En juin 1979, l’auteur noir américain James Baldwin écrit à son agent littéraire pour lui raconter le livre qu'il prépare : le récit des vies et des assassinats de ses amis Martin Luther King Jr., Medgar Evers, membre de la National Association for the Advancement of Colored People (NAACP), et Malcolm X. En l'espace de cinq années, leur mort a traumatisé une génération. En 1987, l'écrivain disparaît avant d'avoir achevé son projet. Il laisse un manuscrit de trente pages, Notes for Remember This House, que son exécuteur testamentaire confiera plus tard à Raoul Peck (L'École du pouvoir, Lumumba).
Le film a remporté de nombreuses récompenses, dont le César 2018 et le Bafta Awards 2018 du Meilleur film documentaire, et l'International Emmy Awards 2019 dans la catégorie Documentaire Arts et Culture.
Vendredi 29 mai à 14h
Moring sur les routes de l’esclavage
Le moring, art de combat ancestral né dans l’océan Indien, s’affirme dans ce documentaire comme un puissant vecteur de mémoire, de transmission et d’identité collective, profondément ancré dans l'Histoire de tout un peuple.

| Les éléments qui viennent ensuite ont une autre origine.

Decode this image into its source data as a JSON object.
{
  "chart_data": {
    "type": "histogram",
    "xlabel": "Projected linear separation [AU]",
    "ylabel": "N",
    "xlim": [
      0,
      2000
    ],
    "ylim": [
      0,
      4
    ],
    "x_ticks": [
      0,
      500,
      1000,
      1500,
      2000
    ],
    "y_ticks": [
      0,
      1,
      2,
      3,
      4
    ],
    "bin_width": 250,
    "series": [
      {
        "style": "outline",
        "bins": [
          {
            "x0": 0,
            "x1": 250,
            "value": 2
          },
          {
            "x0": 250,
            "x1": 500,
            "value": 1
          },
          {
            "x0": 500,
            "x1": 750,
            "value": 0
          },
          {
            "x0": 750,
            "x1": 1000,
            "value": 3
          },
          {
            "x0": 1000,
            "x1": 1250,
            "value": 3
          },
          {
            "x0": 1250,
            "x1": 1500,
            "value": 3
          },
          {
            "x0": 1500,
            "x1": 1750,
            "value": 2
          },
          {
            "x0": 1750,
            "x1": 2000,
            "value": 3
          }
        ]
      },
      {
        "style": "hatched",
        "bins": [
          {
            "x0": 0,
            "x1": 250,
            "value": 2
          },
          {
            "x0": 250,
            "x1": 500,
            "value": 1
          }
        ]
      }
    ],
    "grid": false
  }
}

En remontant les anciennes routes de l’esclavage reliant Madagascar, les Comores, La Réunion et le Mozambique, le film met en lumière la complexité d’un héritage partagé, longtemps passé sous silence et aujourd’hui revendiqué avec force. Bien plus qu’un art de combat, le moring apparaît comme le témoin vivant d’une histoire commune façonnée au fil des siècles dans la douleur, la résistance et la survie des esclavisés et des engagés, puis perpétuée avec fierté par leurs descendants.
À la croisée du geste et de la mémoire, le documentaire révèle un patrimoine culturel qui refuse l’oubli. Le corps y devient archive, langage et outil de transmission, un espace où l’intime rejoint le collectif et où le passé continue de s’incarner dans le présent. Loin d’une simple reconstitution historique, le film propose une immersion sensible et engagée dans une pratique toujours vivante, qui relie les peuples du sud-ouest de l’océan Indien au-delà des frontières et des siècles. À travers chaque combat, chaque geste transmis, se déploient la dignité, la mémoire et l’identité de celles et ceux qui perpétuent cet héritage.